Dos horas antes han partido en dirección a Cafarnaún, desde una alquería distante cosa de tres o cuatro quilómetros, unos lugareños que transportan a un pobre paralítico tendido sobre el jergón donde yace habitualmente. Han arribado a la población, se han dirigido a casa de Simón el pescador -a cuatro pasos de la orilla del lago-, pero se han visto impedidos por completo para acceder al interior de la vivienda.

Estos hombres, sólidos amigos del lisiado, se han tomado cierto tiempo para convencerle de la conveniencia de emprender el viaje. El pobrecillo no paraba de repetir que un miserable pecador como él no obtendría favor alguno del profeta de Nazaret:

-¿No son mis múltiples pecados los culpables de que esté aquí postrado? -insistía el infeliz; y añadía-: Tendría que empezar por librarme de ellos para presentarme ante El.

 

El que manda en el grupo ha tomado una determinación, tras probar con resultado nulo diversos expedientes, para abrirse paso entre las gentes arracimadas como enjambre de abejas:

-Lo introduciremos por el tejado. Simón lo comprenderá, y, una vez que hayamos concluido con este asunto, le dejaremos el techo como nuevo.
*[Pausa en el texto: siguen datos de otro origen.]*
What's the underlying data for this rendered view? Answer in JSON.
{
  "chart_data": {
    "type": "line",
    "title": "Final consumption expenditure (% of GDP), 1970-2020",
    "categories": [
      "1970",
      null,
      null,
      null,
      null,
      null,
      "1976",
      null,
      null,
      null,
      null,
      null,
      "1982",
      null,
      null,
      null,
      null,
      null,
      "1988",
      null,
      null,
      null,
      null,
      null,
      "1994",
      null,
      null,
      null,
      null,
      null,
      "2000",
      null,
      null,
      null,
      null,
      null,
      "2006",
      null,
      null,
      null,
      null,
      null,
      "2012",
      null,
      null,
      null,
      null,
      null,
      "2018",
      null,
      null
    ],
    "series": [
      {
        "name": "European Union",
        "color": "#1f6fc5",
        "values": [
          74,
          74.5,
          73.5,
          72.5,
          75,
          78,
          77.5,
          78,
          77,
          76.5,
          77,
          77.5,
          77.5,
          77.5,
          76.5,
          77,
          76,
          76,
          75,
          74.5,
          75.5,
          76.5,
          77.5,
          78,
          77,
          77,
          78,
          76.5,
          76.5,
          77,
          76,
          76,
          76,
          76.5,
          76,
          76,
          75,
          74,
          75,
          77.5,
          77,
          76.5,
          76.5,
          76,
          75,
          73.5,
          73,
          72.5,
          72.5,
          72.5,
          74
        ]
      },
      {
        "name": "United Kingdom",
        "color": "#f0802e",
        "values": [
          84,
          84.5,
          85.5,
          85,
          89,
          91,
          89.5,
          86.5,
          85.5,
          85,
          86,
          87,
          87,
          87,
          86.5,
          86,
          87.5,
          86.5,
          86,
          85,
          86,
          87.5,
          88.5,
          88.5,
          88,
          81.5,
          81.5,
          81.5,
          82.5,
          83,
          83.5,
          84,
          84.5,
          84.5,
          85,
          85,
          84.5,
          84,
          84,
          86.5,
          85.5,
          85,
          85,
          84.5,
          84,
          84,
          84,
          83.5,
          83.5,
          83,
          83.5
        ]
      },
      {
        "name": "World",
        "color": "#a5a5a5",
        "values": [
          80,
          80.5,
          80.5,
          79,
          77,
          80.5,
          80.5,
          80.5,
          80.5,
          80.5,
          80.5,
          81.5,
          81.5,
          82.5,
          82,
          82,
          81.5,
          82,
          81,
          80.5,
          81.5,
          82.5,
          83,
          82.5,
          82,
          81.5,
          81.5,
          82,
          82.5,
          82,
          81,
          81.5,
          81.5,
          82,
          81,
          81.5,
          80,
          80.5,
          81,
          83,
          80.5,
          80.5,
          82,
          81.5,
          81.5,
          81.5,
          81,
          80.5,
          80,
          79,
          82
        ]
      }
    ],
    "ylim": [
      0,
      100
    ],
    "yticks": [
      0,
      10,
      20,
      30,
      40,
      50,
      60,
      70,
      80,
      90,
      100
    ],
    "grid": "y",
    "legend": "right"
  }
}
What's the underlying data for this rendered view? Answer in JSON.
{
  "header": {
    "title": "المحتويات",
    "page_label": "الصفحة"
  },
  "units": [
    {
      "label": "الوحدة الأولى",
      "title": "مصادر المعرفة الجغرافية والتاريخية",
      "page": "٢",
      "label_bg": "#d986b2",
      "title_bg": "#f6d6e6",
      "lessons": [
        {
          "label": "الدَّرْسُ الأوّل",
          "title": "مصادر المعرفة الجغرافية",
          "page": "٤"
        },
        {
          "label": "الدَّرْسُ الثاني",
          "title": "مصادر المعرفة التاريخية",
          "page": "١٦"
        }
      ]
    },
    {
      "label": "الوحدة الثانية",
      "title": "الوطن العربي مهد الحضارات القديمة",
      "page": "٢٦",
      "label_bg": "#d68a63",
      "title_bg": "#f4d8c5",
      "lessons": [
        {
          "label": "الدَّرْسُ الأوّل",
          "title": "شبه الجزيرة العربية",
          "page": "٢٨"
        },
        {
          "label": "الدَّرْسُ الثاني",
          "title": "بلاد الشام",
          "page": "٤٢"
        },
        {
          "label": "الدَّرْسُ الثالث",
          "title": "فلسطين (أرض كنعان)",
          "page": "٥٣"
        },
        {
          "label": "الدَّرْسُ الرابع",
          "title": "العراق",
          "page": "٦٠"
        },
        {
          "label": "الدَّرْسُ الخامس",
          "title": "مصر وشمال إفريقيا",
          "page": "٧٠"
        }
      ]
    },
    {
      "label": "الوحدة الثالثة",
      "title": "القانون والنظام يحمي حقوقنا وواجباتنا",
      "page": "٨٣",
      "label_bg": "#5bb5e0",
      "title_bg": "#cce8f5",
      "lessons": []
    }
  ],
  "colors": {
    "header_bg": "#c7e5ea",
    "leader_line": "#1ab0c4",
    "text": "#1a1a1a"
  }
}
¿Subirán por la escalera exterior? No, mejor por una casa contigua, pegada a la suave ladera, y pasarán del tejado de una al de la otra. La techumbre -como sabemos- está formada por unas sencillas vigas de madera, apoyadas en las paredes de la casa, y sobre ellas han dispuesto, en sentido trasversal, cañas, algo de carrizo y una capa de barro cocido y bien prensado (una especie de adobe); cubierta idónea para resguardar el local de los rigores del invierno y para conservar el frescor durante los meses del estío. Pues manos a la obra...

Cuando empiezan a caer en el interior los primeros cascotes y a divisarse, por añadidura, algo del añil del cielo, los circunstantes están atónitos. Consideran los escribas: ¿Algún golpe de efecto preparado por Jesús de Nazaret en combinación con el propietario de la casa? Este, el dueño, es el más sorprendido de todos: "Dios mío, me están destrozando el tejado; me las pagarán esos gamberros".

En dos minutos los de arriba han practicado una amplia abertura y empiezan a descender, con ayuda de cuerdas, la camilla del tullido, hasta ponerlo a los pies de Jesús.

Simón cambia de actitud en cuanto comprende el sentido de la espectacular maniobra, y sonríe; él siempre ha admirado a los audaces, porque el mundo -qué caramba- es de los valientes. En su idioma nativo, el arameo de Galilea, musita algo que podría traducirse con alguna libertad por: "sois unos jabatos, sí señor; ya arreglaremos los desperfectillos; total cosa de nada".

Pero no va más allá en sus consideraciones. Una especie de escalofrío le recorre la columna vertebral de arriba abajo. Nota que los ojos de los escribas se abren desmesuradamente, como si quisieran abandonar las órbitas y precipitarse al exterior; palpa el escándalo; y es que Jesús acaba de dirigirse al paralítico con estas palabras:

 

-Ten confianza, hijo, tus pecados te son perdonados.